Isabelle Huppert © Wild Bunch Distribution
On sait mes faibles dispositions à endurer les gesticulations de Mme Huppert. Sa rencontre en Sainte Trinité avec Claire Denis, Marie Ndiaye laissait présager le pire. La presse était respectueuse, sans enthousiasme, micro tendu sans évanouissement, ni pâmoison. On allait voir. Disons le d’emblée : ce « White material » – étrangement déjà le nom du projet que Claire Denis préparait avec Bernard-Marie Koltès avant sa mort – est à tout le moins sensationnel. Claire Denis signe son film le plus intéressant depuis plusieurs années. Sans manière, sans explication, sans afféterie stylistique, sans pose. Le coeur de l’Afrique bat, coule dans les veines de ce film et les acteurs, toujours délicatement mis en « condition », en sont la pulsation visible. Huppert, d’abord, Huppert d’accord mais aussi le furieux Nicolas Duvauchelle en fils de famille flingué, Christophe Lambert en pleine résurrection, Michel Subor comme échappé d’un « Apocalypse Now » africain.

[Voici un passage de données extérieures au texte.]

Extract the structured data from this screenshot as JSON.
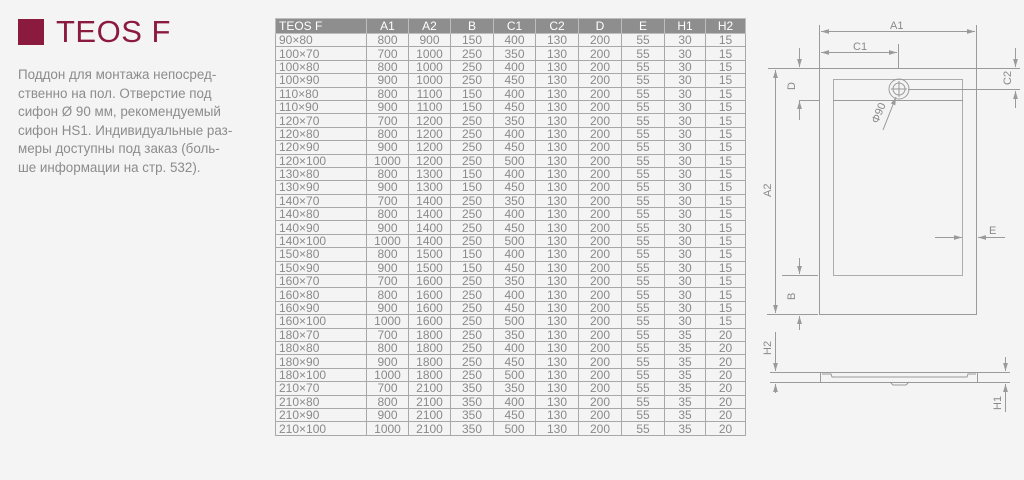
{
  "header": {
    "title": "TEOS F",
    "accent_color": "#8b1a3f"
  },
  "description": "Поддон для монтажа непосред-ственно на пол. Отверстие под сифон Ø 90 мм, рекомендуемый сифон HS1. Индивидуальные раз-меры доступны под заказ (боль-ше информации на стр. 532).",
  "description_lines": [
    "Поддон для монтажа непосред-",
    "ственно на пол. Отверстие под",
    "сифон Ø 90 мм, рекомендуемый",
    "сифон HS1. Индивидуальные раз-",
    "меры доступны под заказ (боль-",
    "ше информации на стр. 532)."
  ],
  "table": {
    "columns": [
      "TEOS F",
      "A1",
      "A2",
      "B",
      "C1",
      "C2",
      "D",
      "E",
      "H1",
      "H2"
    ],
    "rows": [
      [
        "90×80",
        "800",
        "900",
        "150",
        "400",
        "130",
        "200",
        "55",
        "30",
        "15"
      ],
      [
        "100×70",
        "700",
        "1000",
        "250",
        "350",
        "130",
        "200",
        "55",
        "30",
        "15"
      ],
      [
        "100×80",
        "800",
        "1000",
        "250",
        "400",
        "130",
        "200",
        "55",
        "30",
        "15"
      ],
      [
        "100×90",
        "900",
        "1000",
        "250",
        "450",
        "130",
        "200",
        "55",
        "30",
        "15"
      ],
      [
        "110×80",
        "800",
        "1100",
        "150",
        "400",
        "130",
        "200",
        "55",
        "30",
        "15"
      ],
      [
        "110×90",
        "900",
        "1100",
        "150",
        "450",
        "130",
        "200",
        "55",
        "30",
        "15"
      ],
      [
        "120×70",
        "700",
        "1200",
        "250",
        "350",
        "130",
        "200",
        "55",
        "30",
        "15"
      ],
      [
        "120×80",
        "800",
        "1200",
        "250",
        "400",
        "130",
        "200",
        "55",
        "30",
        "15"
      ],
      [
        "120×90",
        "900",
        "1200",
        "250",
        "450",
        "130",
        "200",
        "55",
        "30",
        "15"
      ],
      [
        "120×100",
        "1000",
        "1200",
        "250",
        "500",
        "130",
        "200",
        "55",
        "30",
        "15"
      ],
      [
        "130×80",
        "800",
        "1300",
        "150",
        "400",
        "130",
        "200",
        "55",
        "30",
        "15"
      ],
      [
        "130×90",
        "900",
        "1300",
        "150",
        "450",
        "130",
        "200",
        "55",
        "30",
        "15"
      ],
      [
        "140×70",
        "700",
        "1400",
        "250",
        "350",
        "130",
        "200",
        "55",
        "30",
        "15"
      ],
      [
        "140×80",
        "800",
        "1400",
        "250",
        "400",
        "130",
        "200",
        "55",
        "30",
        "15"
      ],
      [
        "140×90",
        "900",
        "1400",
        "250",
        "450",
        "130",
        "200",
        "55",
        "30",
        "15"
      ],
      [
        "140×100",
        "1000",
        "1400",
        "250",
        "500",
        "130",
        "200",
        "55",
        "30",
        "15"
      ],
      [
        "150×80",
        "800",
        "1500",
        "150",
        "400",
        "130",
        "200",
        "55",
        "30",
        "15"
      ],
      [
        "150×90",
        "900",
        "1500",
        "150",
        "450",
        "130",
        "200",
        "55",
        "30",
        "15"
      ],
      [
        "160×70",
        "700",
        "1600",
        "250",
        "350",
        "130",
        "200",
        "55",
        "30",
        "15"
      ],
      [
        "160×80",
        "800",
        "1600",
        "250",
        "400",
        "130",
        "200",
        "55",
        "30",
        "15"
      ],
      [
        "160×90",
        "900",
        "1600",
        "250",
        "450",
        "130",
        "200",
        "55",
        "30",
        "15"
      ],
      [
        "160×100",
        "1000",
        "1600",
        "250",
        "500",
        "130",
        "200",
        "55",
        "30",
        "15"
      ],
      [
        "180×70",
        "700",
        "1800",
        "250",
        "350",
        "130",
        "200",
        "55",
        "35",
        "20"
      ],
      [
        "180×80",
        "800",
        "1800",
        "250",
        "400",
        "130",
        "200",
        "55",
        "35",
        "20"
      ],
      [
        "180×90",
        "900",
        "1800",
        "250",
        "450",
        "130",
        "200",
        "55",
        "35",
        "20"
      ],
      [
        "180×100",
        "1000",
        "1800",
        "250",
        "500",
        "130",
        "200",
        "55",
        "35",
        "20"
      ],
      [
        "210×70",
        "700",
        "2100",
        "350",
        "350",
        "130",
        "200",
        "55",
        "35",
        "20"
      ],
      [
        "210×80",
        "800",
        "2100",
        "350",
        "400",
        "130",
        "200",
        "55",
        "35",
        "20"
      ],
      [
        "210×90",
        "900",
        "2100",
        "350",
        "450",
        "130",
        "200",
        "55",
        "35",
        "20"
      ],
      [
        "210×100",
        "1000",
        "2100",
        "350",
        "500",
        "130",
        "200",
        "55",
        "35",
        "20"
      ]
    ]
  },
  "diagram": {
    "labels": {
      "a1": "A1",
      "c1": "C1",
      "d": "D",
      "c2": "C2",
      "a2": "A2",
      "e": "E",
      "b": "B",
      "h2": "H2",
      "h1": "H1",
      "drain": "Φ90"
    }
  }
}
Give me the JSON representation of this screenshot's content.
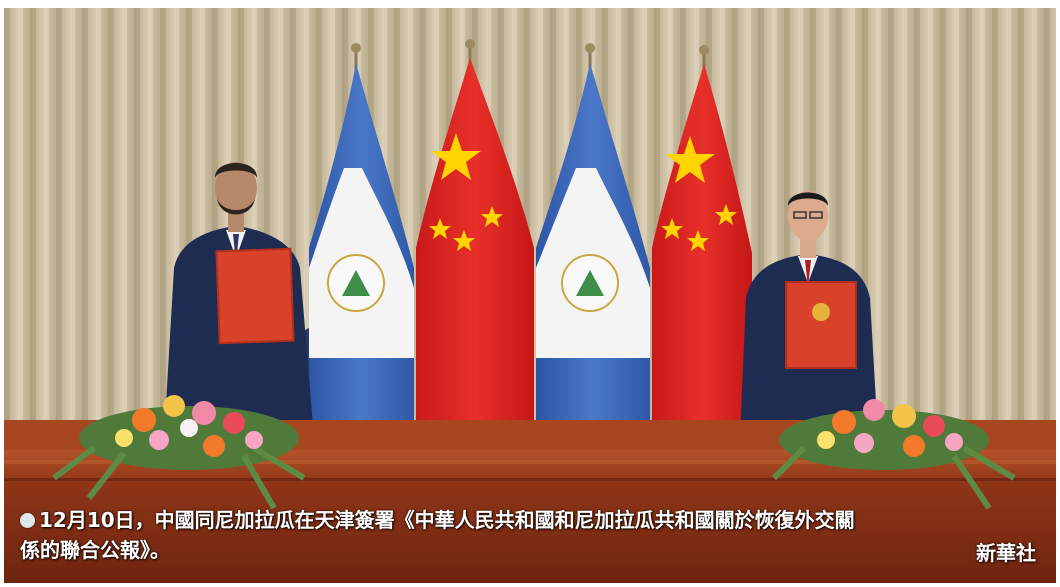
{
  "caption": {
    "line1": "12月10日，中國同尼加拉瓜在天津簽署《中華人民共和國和尼加拉瓜共和國關於恢復外交關",
    "line2": "係的聯合公報》。"
  },
  "credit": "新華社",
  "colors": {
    "curtain": "#c9bca0",
    "china_flag_red": "#e0201e",
    "china_flag_star": "#ffd400",
    "nicaragua_blue": "#3c66b8",
    "nicaragua_white": "#f2f2f2",
    "table_wood": "#9a3a1a",
    "folder_red": "#d8412a"
  },
  "scene": {
    "flags": [
      "nicaragua-flag",
      "china-flag",
      "nicaragua-flag",
      "china-flag"
    ],
    "people": [
      "signatory-left",
      "signatory-right"
    ]
  }
}
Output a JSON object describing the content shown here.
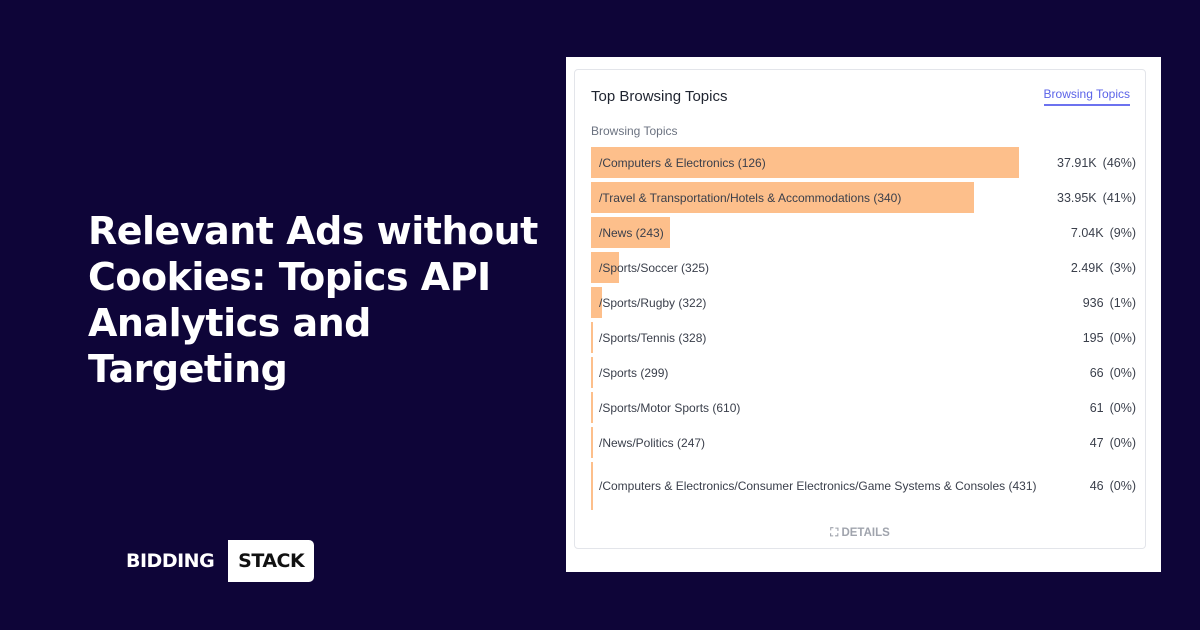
{
  "headline": "Relevant Ads without Cookies: Topics API Analytics and Targeting",
  "logo": {
    "part1": "BIDDING",
    "part2": "STACK"
  },
  "card": {
    "title": "Top Browsing Topics",
    "tab": "Browsing Topics",
    "subtitle": "Browsing Topics",
    "details": "DETAILS",
    "bar_color": "#fdbf8b",
    "rows": [
      {
        "label": "/Computers & Electronics (126)",
        "value": "37.91K",
        "pct": "(46%)",
        "num": 37910
      },
      {
        "label": "/Travel & Transportation/Hotels & Accommodations (340)",
        "value": "33.95K",
        "pct": "(41%)",
        "num": 33950
      },
      {
        "label": "/News (243)",
        "value": "7.04K",
        "pct": "(9%)",
        "num": 7040
      },
      {
        "label": "/Sports/Soccer (325)",
        "value": "2.49K",
        "pct": "(3%)",
        "num": 2490
      },
      {
        "label": "/Sports/Rugby (322)",
        "value": "936",
        "pct": "(1%)",
        "num": 936
      },
      {
        "label": "/Sports/Tennis (328)",
        "value": "195",
        "pct": "(0%)",
        "num": 195
      },
      {
        "label": "/Sports (299)",
        "value": "66",
        "pct": "(0%)",
        "num": 66
      },
      {
        "label": "/Sports/Motor Sports (610)",
        "value": "61",
        "pct": "(0%)",
        "num": 61
      },
      {
        "label": "/News/Politics (247)",
        "value": "47",
        "pct": "(0%)",
        "num": 47
      },
      {
        "label": "/Computers & Electronics/Consumer Electronics/Game Systems & Consoles (431)",
        "value": "46",
        "pct": "(0%)",
        "num": 46
      }
    ]
  }
}
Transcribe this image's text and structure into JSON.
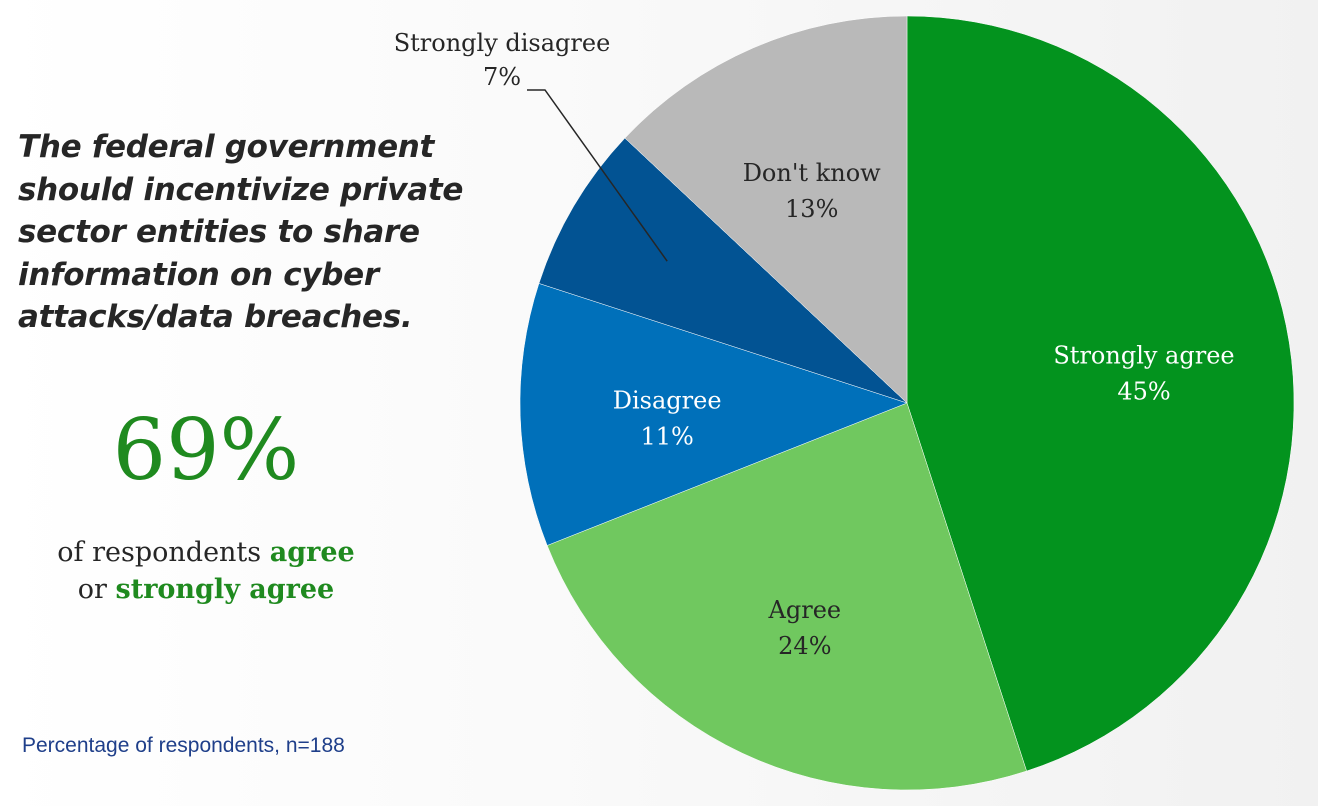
{
  "headline": {
    "lines": [
      "The federal government",
      "should incentivize private",
      "sector entities to share",
      "information on cyber",
      "attacks/data breaches."
    ]
  },
  "callout": {
    "value": "69%",
    "text_1": "of respondents ",
    "agree": "agree",
    "text_2": "or ",
    "strongly_agree": "strongly agree"
  },
  "footnote": "Percentage of respondents, n=188",
  "chart_data": {
    "type": "pie",
    "slices": [
      {
        "label": "Strongly agree",
        "value": 45,
        "value_label": "45%",
        "color": "#03931e",
        "text_color": "#ffffff"
      },
      {
        "label": "Agree",
        "value": 24,
        "value_label": "24%",
        "color": "#70c85f",
        "text_color": "#262626"
      },
      {
        "label": "Disagree",
        "value": 11,
        "value_label": "11%",
        "color": "#0070ba",
        "text_color": "#ffffff"
      },
      {
        "label": "Strongly disagree",
        "value": 7,
        "value_label": "7%",
        "color": "#025393",
        "text_color": "#262626",
        "label_outside": true
      },
      {
        "label": "Don't know",
        "value": 13,
        "value_label": "13%",
        "color": "#b9b9b9",
        "text_color": "#262626"
      }
    ],
    "start": "12 o'clock",
    "direction": "clockwise"
  }
}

Quelque part en Afrique, dans une région en proie à la guerre civile, Maria refuse d’abandonner sa plantation de café avant la fin de la récolte. Terre rouge d’Afrique, comme sentier de guerre et de résistance, hommes et femmes en rebélllion, armés jusqu’aux dents, tête de mouton égorgé qu’on jette dans les sacs de café en signe de défiance, métamorphose canine. Naissance d’un Afrique fantôme. Le domaine est bientôt la proie des flammes. Il faut fuire. Dans cette fuite, les réminiscences d’une vie de labeur, un goût du travail sur cette terre fragile forment un superbe chant funèbre, un adieu à l’Afrique d’une femme, à jamais bouleversée par ce continent.
White material, un film de Claire Denis, avec Isabelle Huppert, Nicolas Duvauchelle, Christophe Lambert, Isaach de Bankolé. En salles (1h42).